Publié le 21 février 2024 14h30. L’exploration spatiale connaît un tournant : après des années d’obsession pour Mars, l’attention se recentre sur la Lune, avec des projets ambitieux pour y extraire des ressources essentielles, notamment l’oxygène, et y établir une présence humaine durable.
- La NASA a développé un réacteur carbothermique innovant capable d’extraire l’oxygène du régolithe lunaire grâce à un miroir géant concentrant la lumière solaire.
- La Lune s’avère être une mine de ressources, non seulement pour l’énergie solaire, mais aussi pour des métaux et des matériaux de construction potentiels.
- SpaceX, après avoir longtemps misé sur la colonisation de Mars, réoriente désormais ses efforts vers la création d’une ville autosuffisante sur la Lune.

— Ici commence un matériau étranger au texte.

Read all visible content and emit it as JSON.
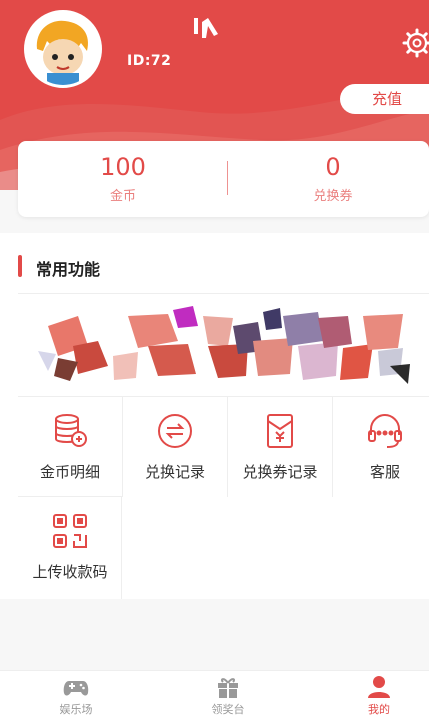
{
  "header": {
    "user_id": "ID:72",
    "recharge_label": "充值"
  },
  "stats": {
    "coins_value": "100",
    "coins_label": "金币",
    "vouchers_value": "0",
    "vouchers_label": "兑换券"
  },
  "section": {
    "title": "常用功能"
  },
  "features": [
    {
      "label": "金币明细",
      "icon": "coins-stack-icon"
    },
    {
      "label": "兑换记录",
      "icon": "exchange-icon"
    },
    {
      "label": "兑换券记录",
      "icon": "voucher-icon"
    },
    {
      "label": "客服",
      "icon": "headset-icon"
    },
    {
      "label": "上传收款码",
      "icon": "qrcode-icon"
    }
  ],
  "tabbar": {
    "items": [
      {
        "label": "娱乐场",
        "icon": "gamepad-icon"
      },
      {
        "label": "领奖台",
        "icon": "gift-icon"
      },
      {
        "label": "我的",
        "icon": "user-icon"
      }
    ]
  },
  "colors": {
    "brand": "#e24a48",
    "background": "#f7f7f7"
  }
}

Longtemps reléguée au second plan, la Lune redevient un objectif majeur de l’exploration spatiale. Si Elon Musk et SpaceX ont longtemps fait miroiter la colonisation de Mars, les autres acteurs majeurs, dont la NASA, se concentraient déjà sur un retour sur notre satellite naturel. Ce retour ne se limitera pas à une simple visite : il s’agit de poser les bases d’une installation permanente, et pour cela, l’accès à l’oxygène est primordial.
La NASA a franchi une étape décisive dans ce domaine grâce à un projet prometteur : l’extraction d’oxygène du régolithe lunaire, cette fine couche de poussière recouvrant la surface lunaire. La clé de cette avancée réside dans un réacteur carbothermique de production d’oxygène, ou CaRD, et un miroir géant.

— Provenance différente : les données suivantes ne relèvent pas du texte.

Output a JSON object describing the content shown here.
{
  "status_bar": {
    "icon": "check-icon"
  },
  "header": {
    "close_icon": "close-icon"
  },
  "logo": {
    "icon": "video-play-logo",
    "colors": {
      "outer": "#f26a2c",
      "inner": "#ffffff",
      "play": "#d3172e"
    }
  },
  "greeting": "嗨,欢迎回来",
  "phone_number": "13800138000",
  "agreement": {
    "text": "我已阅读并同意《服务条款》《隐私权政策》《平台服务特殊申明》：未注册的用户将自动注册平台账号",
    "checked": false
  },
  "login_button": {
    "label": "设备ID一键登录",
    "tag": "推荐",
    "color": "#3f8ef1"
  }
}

Le prototype terrestre de ce système est constitué d’un réacteur équipé d’un immense miroir de précision. Ce dernier concentre un faisceau de lumière solaire sur le réacteur, le chauffant à des températures atteignant environ 1 800 °C. Cette énergie intense déclenche une réaction carbothermique, produisant de l’oxygène parmi d’autres éléments.

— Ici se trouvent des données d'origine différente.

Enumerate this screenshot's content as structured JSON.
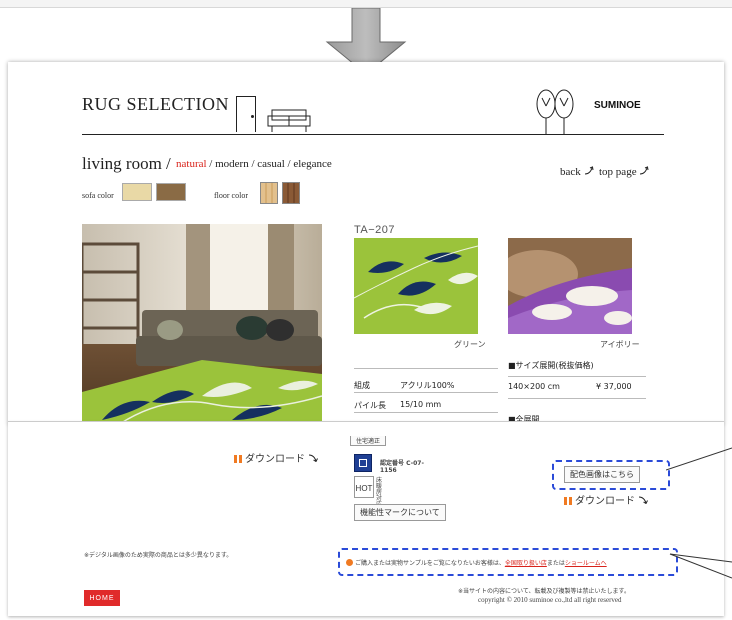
{
  "header": {
    "brand_title": "RUG SELECTION",
    "maker": "SUMINOE"
  },
  "room": {
    "title": "living room /",
    "styles": [
      "natural",
      "modern",
      "casual",
      "elegance"
    ],
    "active_style": "natural",
    "separator": " / "
  },
  "nav": {
    "back": "back",
    "top_page": "top page"
  },
  "colors": {
    "sofa_label": "sofa color",
    "floor_label": "floor color",
    "accent_red": "#d9231b",
    "rug_green": "#9bc33b",
    "rug_navy": "#15305f",
    "highlight_blue": "#2b4bd8"
  },
  "product": {
    "code": "TA−207",
    "variants": [
      {
        "caption": "グリーン"
      },
      {
        "caption": "アイボリー"
      }
    ]
  },
  "specs": {
    "size_heading": "■サイズ展開(税抜価格)",
    "size": "140×200 cm",
    "price": "¥ 37,000",
    "rows": [
      {
        "label": "組成",
        "value": "アクリル100%"
      },
      {
        "label": "パイル長",
        "value": "15/10 mm"
      }
    ],
    "partial_heading": "■全展開"
  },
  "bottom": {
    "download_label": "ダウンロード",
    "partial_tab": "住宅適正",
    "cert_number": "認定番号 C-07-1156",
    "hot_label": "HOT",
    "hot_side": "床暖房対応",
    "function_button": "機能性マークについて",
    "color_image_button": "配色画像はこちら",
    "digital_note": "※デジタル画像のため実際の商品とは多少異なります。",
    "sample_note_prefix": "ご購入または実物サンプルをご覧になりたいお客様は、",
    "sample_note_link1": "全国取り扱い店",
    "sample_note_mid": "または",
    "sample_note_link2": "ショールームへ",
    "copyright_note": "※当サイトの内容について、転載及び複製等は禁止いたします。",
    "copyright": "copyright © 2010 suminoe co.,ltd all right reserved",
    "home": "HOME"
  }
}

Ce procédé représente une évolution du laser haute puissance que la NASA a développé en 2023. Contrairement à cet outil gourmand en énergie, ou à d’autres solutions basées sur l’électrolyse, le système à miroir utilise l’énergie solaire abondante et concentrée.

Le miroir | Photo : NASA
La Lune s’annonce donc comme une véritable mine de ressources. Outre son potentiel énergétique grâce au photovoltaïque, son sol recèle d’importantes quantités de matières premières. Le régolithe contient non seulement de l’oxygène, mais aussi des métaux précieux. Si ces différents composants peuvent être séparés, cela ouvrira la voie à l’extraction d’autres ressources et à l’utilisation de la poussière lunaire comme matériau de construction pour créer des briques et des routes.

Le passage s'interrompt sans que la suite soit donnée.